Et, la joue ruisselante de sang, mais la lèvre souriante, Rupert me salua : il salua aussi la paysanne qui s’était approchée en tremblant de tous ses membres et il partit au galop en faisant de la main un geste d’adieu à Fritz, qui répondit par un coup de feu.

La balle fut bien près de faire son œuvre ; elle alla frapper l’épée qu’il tenait à la main, et qu’il lâcha en poussant un juron.

Je le suivis longtemps des yeux, le long de l’avenue verte ; il s’en allait tranquille, en chantant. Bientôt les profondeurs de la forêt l’enveloppèrent et nous le perdîmes de vue.
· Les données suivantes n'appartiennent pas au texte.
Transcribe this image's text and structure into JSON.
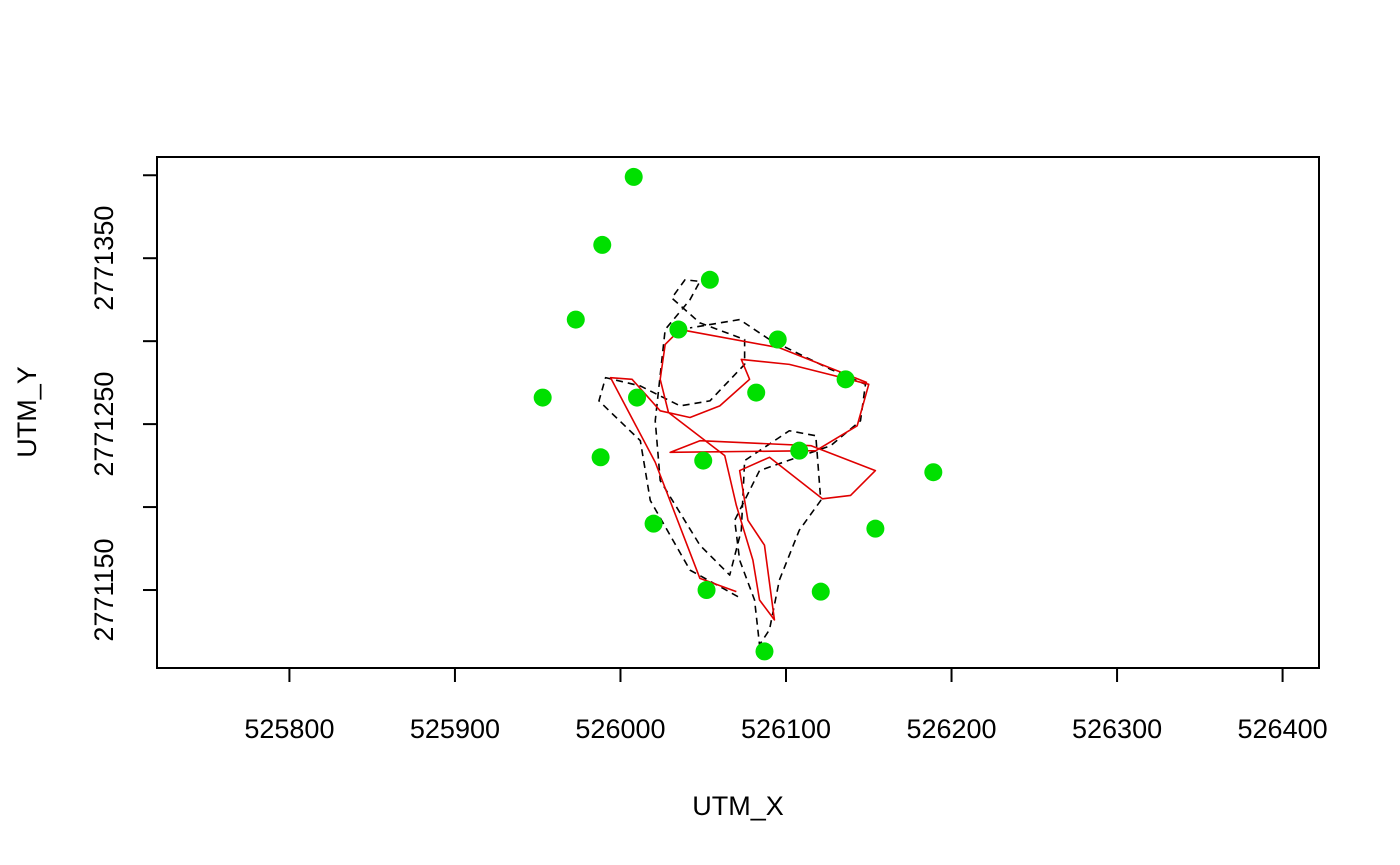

Il avait disparu, indifférent et circonspect, gracieux et pervers, beau, couard, vil et indompté.

D’un geste de rage, je jetai mon épée loin de moi, faisant à Fritz signe de le suivre. Mais Fritz arrêta son cheval, sauta à terre, courut à moi, s’agenouilla et me prit dans ses bras. Il était temps : ma blessure s’était rouverte, et mon sang coulait de nouveau abondamment, rougissant l’herbe fraîche.
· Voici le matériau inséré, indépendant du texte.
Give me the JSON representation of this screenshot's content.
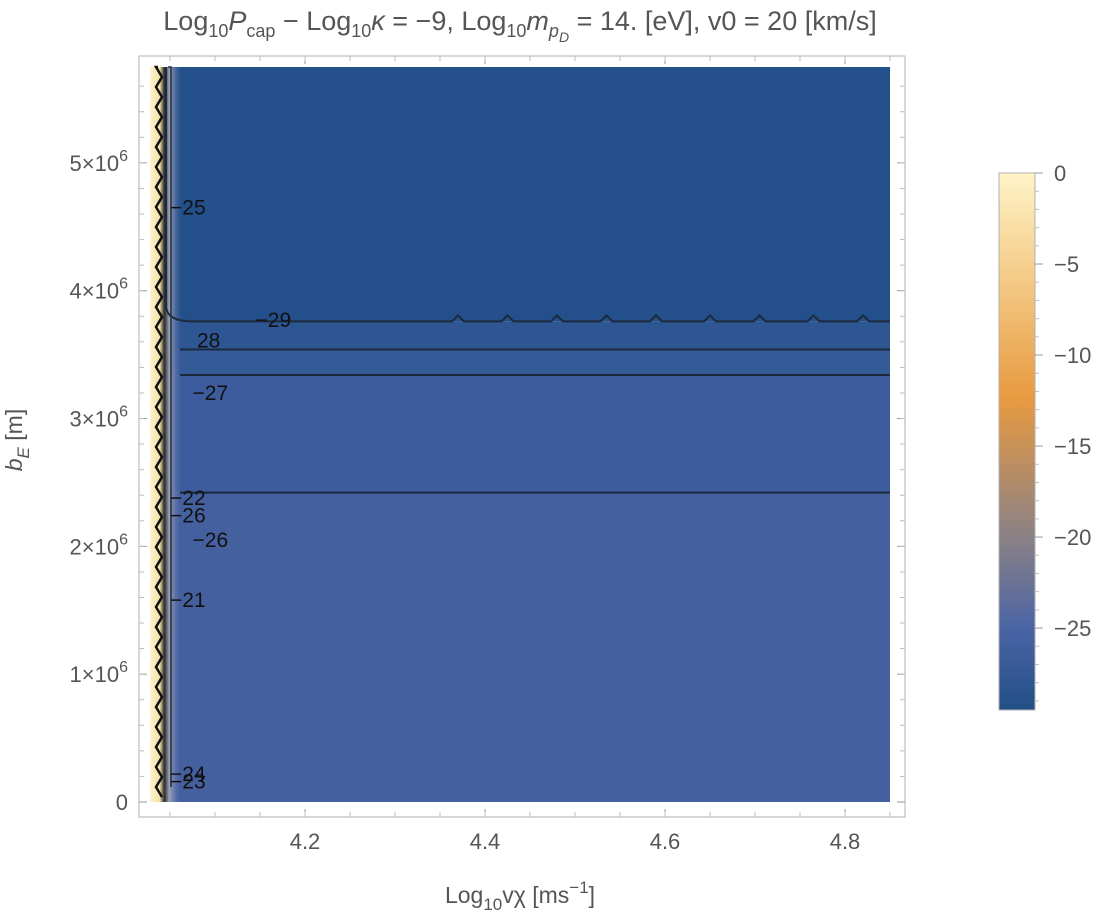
{
  "chart_data": {
    "type": "heatmap",
    "title": {
      "prefix": "Log",
      "sub1": "10",
      "p": "P",
      "cap": "cap",
      "mid": " − Log",
      "sub2": "10",
      "kappa": "κ",
      "mid2": " = −9, Log",
      "sub3": "10",
      "m": "m",
      "msub": "p",
      "msubsub": "D",
      "suffix": " = 14. [eV], v0 = 20 [km/s]"
    },
    "xlabel": {
      "pre": "Log",
      "sub": "10",
      "main": "vχ [ms",
      "sup": "−1",
      "post": "]"
    },
    "ylabel": {
      "main": "b",
      "sub": "E",
      "post": " [m]"
    },
    "xlim": [
      4.03,
      4.85
    ],
    "ylim": [
      0,
      5750000
    ],
    "x_ticks": [
      4.2,
      4.4,
      4.6,
      4.8
    ],
    "x_tick_labels": [
      "4.2",
      "4.4",
      "4.6",
      "4.8"
    ],
    "y_ticks": [
      0,
      1000000,
      2000000,
      3000000,
      4000000,
      5000000
    ],
    "y_tick_labels": [
      {
        "pre": "0",
        "exp": ""
      },
      {
        "pre": "1×10",
        "exp": "6"
      },
      {
        "pre": "2×10",
        "exp": "6"
      },
      {
        "pre": "3×10",
        "exp": "6"
      },
      {
        "pre": "4×10",
        "exp": "6"
      },
      {
        "pre": "5×10",
        "exp": "6"
      }
    ],
    "colorbar": {
      "range": [
        -29.5,
        0
      ],
      "ticks": [
        0,
        -5,
        -10,
        -15,
        -20,
        -25
      ],
      "tick_labels": [
        "0",
        "−5",
        "−10",
        "−15",
        "−20",
        "−25"
      ],
      "colors": [
        "#fff4c8",
        "#f5c978",
        "#e89a40",
        "#8a8186",
        "#4a64a5",
        "#224f86"
      ]
    },
    "regions": [
      {
        "y_from": 3760000,
        "y_to": 5750000,
        "value": -29.5
      },
      {
        "y_from": 3540000,
        "y_to": 3760000,
        "value": -29
      },
      {
        "y_from": 3340000,
        "y_to": 3540000,
        "value": -28
      },
      {
        "y_from": 2420000,
        "y_to": 3340000,
        "value": -27
      },
      {
        "y_from": 0,
        "y_to": 2420000,
        "value": -26
      }
    ],
    "contour_levels_y": [
      3760000,
      3540000,
      3340000,
      2420000
    ],
    "contour_labels": [
      {
        "text": "−29",
        "x": 4.145,
        "y": 3770000
      },
      {
        "text": "28",
        "x": 4.08,
        "y": 3610000
      },
      {
        "text": "−27",
        "x": 4.075,
        "y": 3200000
      },
      {
        "text": "−25",
        "x": 4.05,
        "y": 4650000
      },
      {
        "text": "−22",
        "x": 4.05,
        "y": 2380000
      },
      {
        "text": "−26",
        "x": 4.05,
        "y": 2240000
      },
      {
        "text": "−26",
        "x": 4.075,
        "y": 2050000
      },
      {
        "text": "−21",
        "x": 4.05,
        "y": 1580000
      },
      {
        "text": "−24",
        "x": 4.05,
        "y": 220000
      },
      {
        "text": "−23",
        "x": 4.05,
        "y": 160000
      }
    ]
  }
}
« Donne-moi ton cheval », fis-je en me redressant et en me dégageant.

Une rage folle me prêtait des forces. Je fis encore quelques pas, puis je tombais vaincu, le visage contre terre. Fritz courut à moi.

« Fritz, murmurai-je…

– Ami, cher ami, disait-il.

– Et le roi ? Vit-il ? »

Il prit son mouchoir, essuya mes lèvres, se pencha et me baisa au front.

« Oui, grâce au dévouement du plus loyal gentilhomme qu’il y ait en ce monde, dit-il doucement, le roi est vivant. »

La petite paysanne était près de nous, pleurant de frayeur et les yeux écarquillés d’admiration, car elle m’avait vu à Zenda ; et tel que j’étais, pâle, mouillé, couvert de boue, ensanglanté, n’étais-je pas le roi ?

À la nouvelle que le roi était vivant, j’essayai de pousser un hourra, mais mes forces me trahirent.

J’étais sans voix ; j’appuyai ma tête sur l’épaule de Fritz et je fermai les yeux en laissant échapper un faible gémissement ; puis, craignant peut-être que Fritz ne me fît injure en pensée, je rouvris les yeux et j’essayai de nouveau de crier :

« Hourra ! »

Mais je ne pus, j’étais très las… j’avais froid… je me serrai contre Fritz pour me réchauffer, mes yeux se fermèrent. Je m’endormis.